Jipang tahun 1358 dengan Djipang ulu atau Djepang, Djepan-Panoulang versi Hurdt tahun 1678 dengan Panolan dan awal abad ke-19 Jipang dengan Djipang di Kali Gandong. Masih ada desa Djipang atau Djipang-pasar saat ini (Cepu), di sisi lain ada Djipang abad ke-16 yang terkenal seperti yang disebutkan dalam tulisan sejarah Jawa. Jelas sekali Jipang bisa didiskusikan ulang BUKAN murni sebagai bagian dari administrasi pemerintahan Bojonegoro sekarang maupun masa lampau.

Begitupun juga wilayah Mancanegara, adalah sistem pemerintahan Mataram Islam diluar wilayah yang disebut Keraton dan Kutanegara yang terbagi Mancanegara wetan dan kulon masing-masing dikepalai oleh seorang bupati atau lebih, dalam Surat Pustaka Radja Purwa disebut wedana. Mereka biasa berpangkat tumenggung atau raden arya. Para bupati Mancanegara berada di bawah pengawasan seorang wedana bupati mancanegara. Pada tahun 1677 Mas Tumapel yang semula menjabat sebagai bupati Gresik kemudian diangkat menjadi bupati Mancanegara dan berkedudukan di Jipang, terkenal dengan Adipati Jipang. Adapun tugasnya ialah mengepalai dan mengkoordinasikan bupati-bupati Mancanegara. Dapat disimpulkan BUKAN jabatan Bupati khusus Bojonegoro masa lampau maupun saat ini.

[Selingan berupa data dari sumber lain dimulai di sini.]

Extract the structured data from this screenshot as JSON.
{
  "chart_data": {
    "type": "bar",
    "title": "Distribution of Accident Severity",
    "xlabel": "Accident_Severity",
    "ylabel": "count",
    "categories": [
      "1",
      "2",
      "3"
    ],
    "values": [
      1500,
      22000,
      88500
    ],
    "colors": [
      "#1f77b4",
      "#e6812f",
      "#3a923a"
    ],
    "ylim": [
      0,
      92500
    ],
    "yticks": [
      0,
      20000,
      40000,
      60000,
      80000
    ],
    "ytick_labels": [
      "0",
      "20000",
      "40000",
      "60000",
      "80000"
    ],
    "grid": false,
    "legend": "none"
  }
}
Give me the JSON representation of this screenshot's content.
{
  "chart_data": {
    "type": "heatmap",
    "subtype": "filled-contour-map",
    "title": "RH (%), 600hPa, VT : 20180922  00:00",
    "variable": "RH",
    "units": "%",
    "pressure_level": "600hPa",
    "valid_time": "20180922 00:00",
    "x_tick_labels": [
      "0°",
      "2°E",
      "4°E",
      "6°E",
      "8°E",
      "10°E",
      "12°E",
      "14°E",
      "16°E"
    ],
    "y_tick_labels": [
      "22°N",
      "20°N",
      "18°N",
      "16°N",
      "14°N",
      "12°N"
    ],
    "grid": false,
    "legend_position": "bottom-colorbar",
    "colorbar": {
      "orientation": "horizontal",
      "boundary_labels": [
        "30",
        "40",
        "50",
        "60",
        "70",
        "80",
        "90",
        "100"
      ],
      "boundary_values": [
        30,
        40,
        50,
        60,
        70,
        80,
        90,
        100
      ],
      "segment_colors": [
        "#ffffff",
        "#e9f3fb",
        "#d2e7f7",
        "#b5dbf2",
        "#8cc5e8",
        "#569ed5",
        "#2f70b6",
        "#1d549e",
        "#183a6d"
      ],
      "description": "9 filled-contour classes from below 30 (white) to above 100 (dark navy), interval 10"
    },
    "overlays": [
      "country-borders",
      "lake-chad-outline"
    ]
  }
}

Bahkan Ngayogyakarta (Kota Yogyakarta) konon sebagai pemilik Negeri Mantjanegara wetan menahbiskan HARI JADI pada 1755 yakni pada tahun Perjanjian Giyanti. Yogyakarta saat ini berusia jelang 266 tahun pada 7 Oktober (1755), usia lebih muda dari Bojonegoro yang saat ini berusia 345 tahun.

HARI JADI BOJONEGORO sebenarnya sudah terdokumentasi dengan jelas dan akurat. Berawal dari Perang Jawa atau Perang Diponegoro (1825-1830), terjadi pemberontakan besar-besaran di Karesidenan Rembang, yang dianggap oleh Belanda sebagai salah satu daerah yang paling sulit untuk ditaklukan. Pemberontakan ini berlangsung dari 28 November 1827 hingga Maret 1828 dan dipimpin oleh Raden Tumënggung Sasradilaga, adalah putra mantan Bupati Radjëg-wësi yang digulingkan oleh Belanda sekaligus saudara ipar Diponëgoro. Ibukota kabupaten telah dikuasai untuk beberapa waktu, dan setelah itu dikuasai kembali oleh Belanda pada 26 Januari 1828, kemudian diputuskan oleh pemerintah Belanda untuk memindahkan ibukota untuk alasan keamanan.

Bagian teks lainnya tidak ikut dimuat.